To that end, and judging from the response I got on my previous article (AMC who? I'm kidding.) I felt inspired after revisiting a few old Radiohead CDs to comment on how- to the best of my admittedly limited knoweledge- that despite the numerous good/ great/ excellent songs this band has been releasing for some time, "Creep" is still the only one you'll ever hear on the radio. I couldn't help but think anyone "in charge" listening to even a few of their other songs would decide even something as inoccuous, almost pseudo-cutesy as "No Surprises" is just too controversial to get airplay.
"No alarms and no suprises"
Rappers crudely referring to women's body parts hurts no corporations, endangers no political agendas, harms no theocracies. Hearing an ex-American Idol member's bad recordings puts no extremely militant conserative in jeopardy, no Ivy League presidental flunkee in fear for his career.
"No alarms and no surprises, please."
Dumb it down, right into the ground. Dig out old Cheech & Chong albums at Christmas.

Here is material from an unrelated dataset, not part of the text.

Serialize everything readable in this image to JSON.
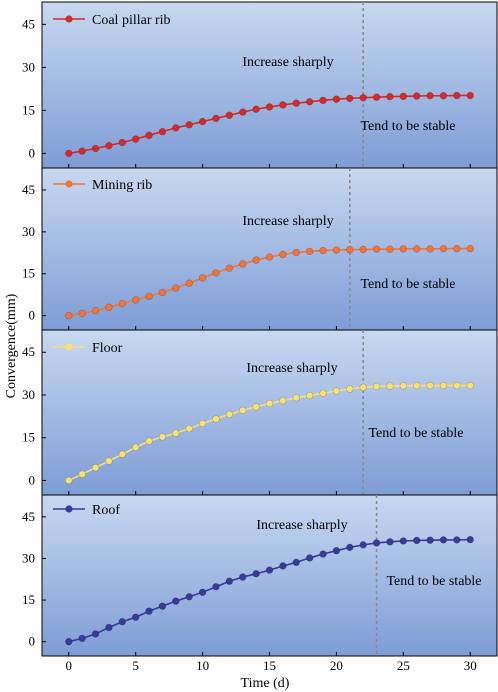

Let Madonna remake "American Pie", boo the Dixie Chicks until they relent...
"No alarms and no surprises no alarms and no surprises, please."
Uhh...
I did say it was off topic...
I know you did.
Honestly, I doubt that song's lack of airplay has as much to do with its content as with how the music industry works. Off any given album, the distributors usually pick one to three songs as singles for radio stations to add to their playlists. I might be wrong, but "No Surprises" probably just wasn't sent as a single, or at least not a leading one. It's still a pretty crappy state of affairs that borders on payola, but it has less to do with social conservatism than it does with corporate pansyism.
Also, "Creep" isn't the only Radiohead song on the radio-- "Karma Police" gets pretty steady airplay, at least around these parts, and I'm pretty sure I've heard "Subterranean Homesick Alien" and "Paranoid Android" more than a few times.

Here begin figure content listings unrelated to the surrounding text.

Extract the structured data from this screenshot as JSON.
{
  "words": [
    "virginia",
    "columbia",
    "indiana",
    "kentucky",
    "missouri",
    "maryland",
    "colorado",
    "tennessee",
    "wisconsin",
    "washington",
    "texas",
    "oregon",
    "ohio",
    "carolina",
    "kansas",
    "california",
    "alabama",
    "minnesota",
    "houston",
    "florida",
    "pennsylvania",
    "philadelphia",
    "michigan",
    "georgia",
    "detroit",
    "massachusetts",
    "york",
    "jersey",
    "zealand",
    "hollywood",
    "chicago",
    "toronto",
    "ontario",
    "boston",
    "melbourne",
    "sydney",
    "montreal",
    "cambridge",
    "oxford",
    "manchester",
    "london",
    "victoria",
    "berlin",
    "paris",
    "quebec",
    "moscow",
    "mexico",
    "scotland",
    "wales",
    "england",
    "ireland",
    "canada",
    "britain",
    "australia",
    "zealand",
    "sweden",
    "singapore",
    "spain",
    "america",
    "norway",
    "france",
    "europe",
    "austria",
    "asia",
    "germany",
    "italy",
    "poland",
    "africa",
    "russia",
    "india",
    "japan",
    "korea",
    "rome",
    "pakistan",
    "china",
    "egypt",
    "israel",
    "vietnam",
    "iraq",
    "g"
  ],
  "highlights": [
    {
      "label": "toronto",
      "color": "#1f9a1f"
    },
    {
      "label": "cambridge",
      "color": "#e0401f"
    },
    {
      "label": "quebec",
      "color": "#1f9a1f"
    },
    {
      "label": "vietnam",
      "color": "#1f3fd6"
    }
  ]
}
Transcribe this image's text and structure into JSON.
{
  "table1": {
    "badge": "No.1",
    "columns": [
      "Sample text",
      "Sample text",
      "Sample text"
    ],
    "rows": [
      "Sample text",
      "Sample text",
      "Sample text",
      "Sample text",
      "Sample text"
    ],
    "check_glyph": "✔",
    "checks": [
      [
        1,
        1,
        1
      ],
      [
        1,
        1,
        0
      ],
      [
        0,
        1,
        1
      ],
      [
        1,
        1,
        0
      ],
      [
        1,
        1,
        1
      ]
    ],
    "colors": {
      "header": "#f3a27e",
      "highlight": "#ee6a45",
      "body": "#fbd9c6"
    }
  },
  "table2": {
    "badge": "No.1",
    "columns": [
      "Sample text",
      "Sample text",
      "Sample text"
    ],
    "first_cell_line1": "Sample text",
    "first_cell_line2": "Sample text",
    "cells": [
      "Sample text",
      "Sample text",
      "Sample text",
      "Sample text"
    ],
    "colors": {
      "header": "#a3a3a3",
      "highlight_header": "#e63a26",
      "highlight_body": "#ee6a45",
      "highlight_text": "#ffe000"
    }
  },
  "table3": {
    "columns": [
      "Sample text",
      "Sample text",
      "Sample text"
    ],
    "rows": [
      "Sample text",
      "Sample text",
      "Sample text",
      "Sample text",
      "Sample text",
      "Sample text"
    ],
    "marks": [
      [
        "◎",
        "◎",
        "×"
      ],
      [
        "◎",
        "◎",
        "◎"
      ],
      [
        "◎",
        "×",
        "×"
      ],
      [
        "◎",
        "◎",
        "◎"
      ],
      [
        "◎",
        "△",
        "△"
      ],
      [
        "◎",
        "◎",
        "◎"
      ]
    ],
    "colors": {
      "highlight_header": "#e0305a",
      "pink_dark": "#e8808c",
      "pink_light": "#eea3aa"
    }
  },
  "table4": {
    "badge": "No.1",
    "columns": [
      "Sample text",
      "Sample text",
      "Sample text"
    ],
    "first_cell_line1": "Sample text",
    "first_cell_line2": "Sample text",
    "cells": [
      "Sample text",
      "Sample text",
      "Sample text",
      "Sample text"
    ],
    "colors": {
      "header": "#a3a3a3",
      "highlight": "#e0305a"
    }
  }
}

Good to know... I've heard musical snatches from "Paranoid Android" gracing various things, but that's all for me. I was curious to see what kind of a response I'd get with this one... Sometimes I just test people by posting random things that come to my mind, sort of as experimentation.
Hey, very little of the music I listen to gets any airplay...
New Rush, new Yes, plus lot of jazz and jazz-fusion., plus some Christian Prog-Rock
None of the music I listen to gets airplay... at least not on terrestrial Arizona radio. And even if it did, I wouldn't listen to that station. I'd rather listen to a CD than hear the same three songs over and over and over again. Vermin Boy is right- the reason for the repetition on the radio is the fault of the music industry, not the radio stations.